I certainly believe there is wisdom to be gained from understanding the perspective of another. Perhaps to use a literary example, Macbeth is a protagonist who blinded by his own ambition, commits various atrocities which are returned upon him in turn. I think there is wisdom to be gained from viewing the story from the perspective of Macbeth who is not necessarily an evil man but a man who is corrupted by ambition and rationalizes his atrocities in pursuit of advancing his social standing. We are not necessarily suppose to imitate Macbeth but see his folly as a warning which is a lesson we would not have learned if the main characters of stories are all moral and virtuous all the time.
Jackson Bailey
I am not a smart guy and I'm not looking at this issue from a philosophical standpoint or anything, but practically speaking, most of the people that I've known in real life that are greatly into literature and philosophy would end up being caricatures of book characters or would choose to live and think only in terms of dumbed-down philosophical works.

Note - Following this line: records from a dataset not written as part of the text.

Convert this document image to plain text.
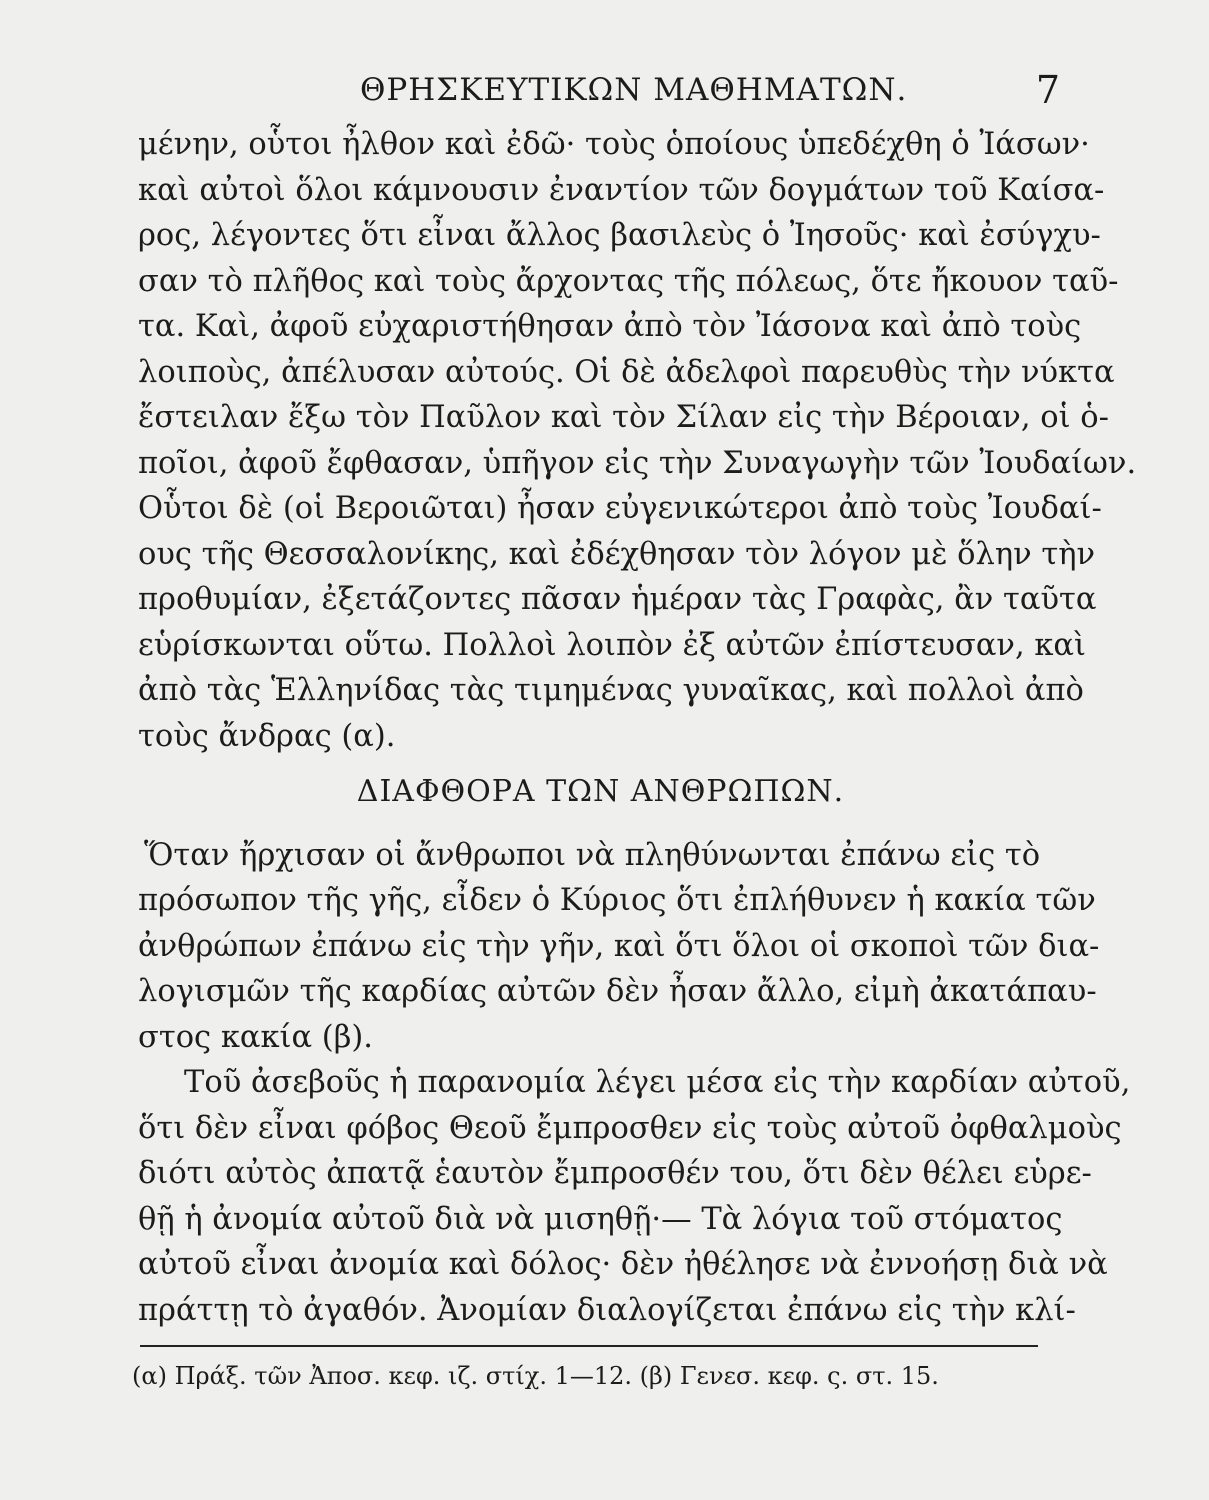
ΘΡΗΣΚΕΥΤΙΚΩΝ ΜΑΘΗΜΑΤΩΝ.	7
μένην, οὗτοι ἦλθον καὶ ἐδῶ· τοὺς ὁποίους ὑπεδέχθη ὁ Ἰάσων·
καὶ αὐτοὶ ὅλοι κάμνουσιν ἐναντίον τῶν δογμάτων τοῦ Καίσα-
ρος, λέγοντες ὅτι εἶναι ἄλλος βασιλεὺς ὁ Ἰησοῦς· καὶ ἐσύγχυ-
σαν τὸ πλῆθος καὶ τοὺς ἄρχοντας τῆς πόλεως, ὅτε ἤκουον ταῦ-
τα. Καὶ, ἀφοῦ εὐχαριστήθησαν ἀπὸ τὸν Ἰάσονα καὶ ἀπὸ τοὺς
λοιποὺς, ἀπέλυσαν αὐτούς. Οἱ δὲ ἀδελφοὶ παρευθὺς τὴν νύκτα
ἔστειλαν ἔξω τὸν Παῦλον καὶ τὸν Σίλαν εἰς τὴν Βέροιαν, οἱ ὁ-
ποῖοι, ἀφοῦ ἔφθασαν, ὑπῆγον εἰς τὴν Συναγωγὴν τῶν Ἰουδαίων.
Οὗτοι δὲ (οἱ Βεροιῶται) ἦσαν εὐγενικώτεροι ἀπὸ τοὺς Ἰουδαί-
ους τῆς Θεσσαλονίκης, καὶ ἐδέχθησαν τὸν λόγον μὲ ὅλην τὴν
προθυμίαν, ἐξετάζοντες πᾶσαν ἡμέραν τὰς Γραφὰς, ἂν ταῦτα
εὑρίσκωνται οὕτω. Πολλοὶ λοιπὸν ἐξ αὐτῶν ἐπίστευσαν, καὶ
ἀπὸ τὰς Ἑλληνίδας τὰς τιμημένας γυναῖκας, καὶ πολλοὶ ἀπὸ
τοὺς ἄνδρας (α).
ΔΙΑΦΘΟΡΑ ΤΩΝ ΑΝΘΡΩΠΩΝ.
Ὅταν ἤρχισαν οἱ ἄνθρωποι νὰ πληθύνωνται ἐπάνω εἰς τὸ
πρόσωπον τῆς γῆς, εἶδεν ὁ Κύριος ὅτι ἐπλήθυνεν ἡ κακία τῶν
ἀνθρώπων ἐπάνω εἰς τὴν γῆν, καὶ ὅτι ὅλοι οἱ σκοποὶ τῶν δια-
λογισμῶν τῆς καρδίας αὐτῶν δὲν ἦσαν ἄλλο, εἰμὴ ἀκατάπαυ-
στος κακία (β).
Τοῦ ἀσεβοῦς ἡ παρανομία λέγει μέσα εἰς τὴν καρδίαν αὐτοῦ,
ὅτι δὲν εἶναι φόβος Θεοῦ ἔμπροσθεν εἰς τοὺς αὐτοῦ ὀφθαλμοὺς
διότι αὐτὸς ἀπατᾷ ἑαυτὸν ἔμπροσθέν του, ὅτι δὲν θέλει εὑρε-
θῇ ἡ ἀνομία αὐτοῦ διὰ νὰ μισηθῇ·— Τὰ λόγια τοῦ στόματος
αὐτοῦ εἶναι ἀνομία καὶ δόλος· δὲν ἠθέλησε νὰ ἐννοήσῃ διὰ νὰ
πράττῃ τὸ ἀγαθόν. Ἀνομίαν διαλογίζεται ἐπάνω εἰς τὴν κλί-
(α) Πράξ. τῶν Ἀποσ. κεφ. ιζ. στίχ. 1—12. (β) Γενεσ. κεφ. ς. στ. 15.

For example, I once knew a girl who who read Sartre religiously and infected everything in her life with her ideas about existantialism and behaving more like a fanatic than a mature person. She later on went to worship Simone de Beauvoir, which made her into a totally crazy, toxic person who went on and on about all these certain weird aspects of life, made a lot of seemingly unimportant things important and turned everything into dramatic situations.

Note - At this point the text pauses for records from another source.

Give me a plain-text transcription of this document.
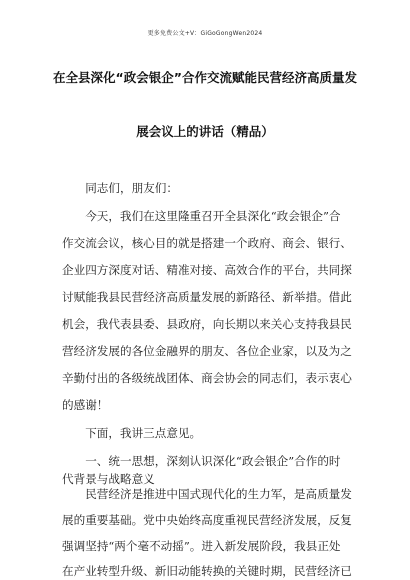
更多免费公文+V：GiGoGongWen2024
在全县深化“政会银企”合作交流赋能民营经济高质量发
展会议上的讲话（精品）
　　同志们，朋友们：
　　今天，我们在这里隆重召开全县深化“政会银企”合
作交流会议，核心目的就是搭建一个政府、商会、银行、
企业四方深度对话、精准对接、高效合作的平台，共同探
讨赋能我县民营经济高质量发展的新路径、新举措。借此
机会，我代表县委、县政府，向长期以来关心支持我县民
营经济发展的各位金融界的朋友、各位企业家，以及为之
辛勤付出的各级统战团体、商会协会的同志们，表示衷心
的感谢！
　　下面，我讲三点意见。
　　一、统一思想，深刻认识深化“政会银企”合作的时
代背景与战略意义
　　民营经济是推进中国式现代化的生力军，是高质量发
展的重要基础。党中央始终高度重视民营经济发展，反复
强调坚持“两个毫不动摇”。进入新发展阶段，我县正处
在产业转型升级、新旧动能转换的关键时期，民营经济已
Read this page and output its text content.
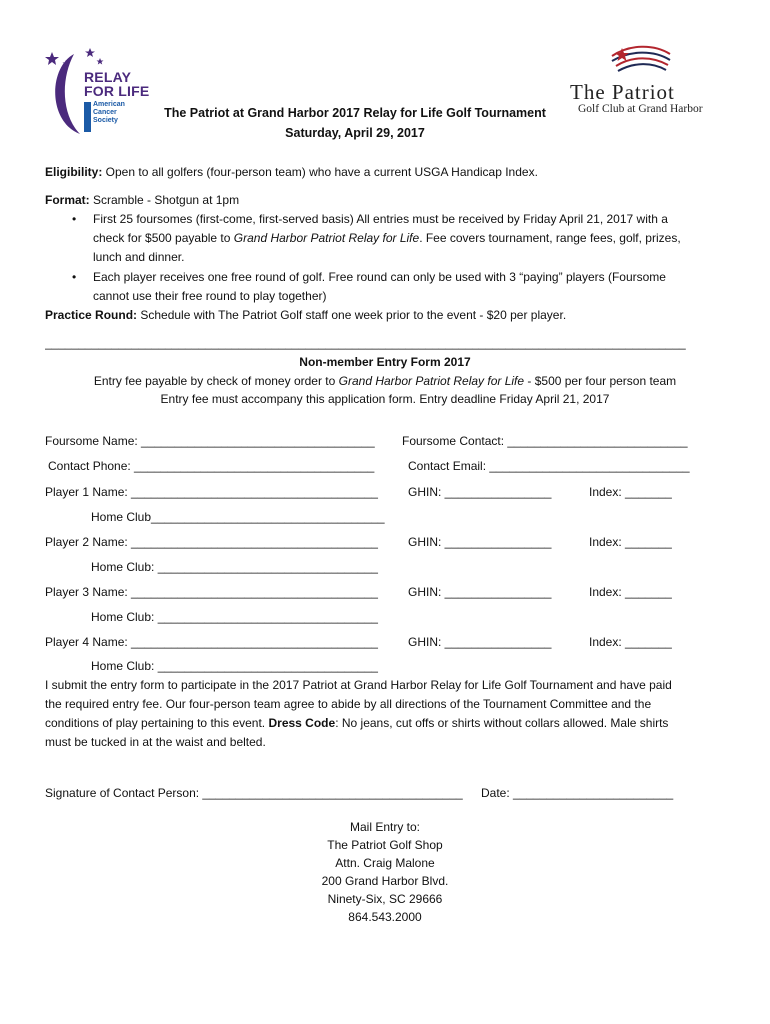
RELAY
FOR LIFE
American
Cancer
Society
The Patriot
Golf Club at Grand Harbor
The Patriot at Grand Harbor 2017 Relay for Life Golf Tournament
Saturday, April 29, 2017
Eligibility: Open to all golfers (four-person team) who have a current USGA Handicap Index.
Format: Scramble - Shotgun at 1pm
• First 25 foursomes (first-come, first-served basis) All entries must be received by Friday April 21, 2017 with a
check for $500 payable to Grand Harbor Patriot Relay for Life. Fee covers tournament, range fees, golf, prizes,
lunch and dinner.
• Each player receives one free round of golf. Free round can only be used with 3 “paying” players (Foursome
cannot use their free round to play together)
Practice Round: Schedule with The Patriot Golf staff one week prior to the event - $20 per player.
________________________________________________________________________________________________
Non-member Entry Form 2017
Entry fee payable by check of money order to Grand Harbor Patriot Relay for Life - $500 per four person team
Entry fee must accompany this application form. Entry deadline Friday April 21, 2017
Foursome Name: ___________________________________ Foursome Contact: ___________________________
Contact Phone: ____________________________________	Contact Email: ______________________________
Player 1 Name: _____________________________________	GHIN: ________________	Index: _______
Home Club___________________________________
Player 2 Name: _____________________________________	GHIN: ________________	Index: _______
Home Club: _________________________________
Player 3 Name: _____________________________________	GHIN: ________________	Index: _______
Home Club: _________________________________
Player 4 Name: _____________________________________	GHIN: ________________	Index: _______
Home Club: _________________________________
I submit the entry form to participate in the 2017 Patriot at Grand Harbor Relay for Life Golf Tournament and have paid
the required entry fee. Our four-person team agree to abide by all directions of the Tournament Committee and the
conditions of play pertaining to this event. Dress Code: No jeans, cut offs or shirts without collars allowed. Male shirts
must be tucked in at the waist and belted.
Signature of Contact Person: _______________________________________ Date: ________________________
Mail Entry to:
The Patriot Golf Shop
Attn. Craig Malone
200 Grand Harbor Blvd.
Ninety-Six, SC 29666
864.543.2000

It's hard to explain, but personally I tend to avoid people who trust literature too much as guidance in life. As far as my experience goes, the kindest and most mature people take literature into account of their maturity, but are aware of the more complex aspects of life than one could understand from even the most all-encompassing books.
Jayden Wright
This is a great point and is what I was alluding to in the second half of my post, that literature can detach us from common life in some respect by causing us to view life and moral decisions as black and white (hero and villain, conflict and resolution, etc) when reality may be more gray. Or viewing ourselves and others as archetypes that may have no instantiation in real life which can have real world consequences like basing your expectations of what a romantic relationship ought to be like on a fictional relationship like Romeo and Juliet, then becoming disappointed and bitter when reality does not conform to these expectations.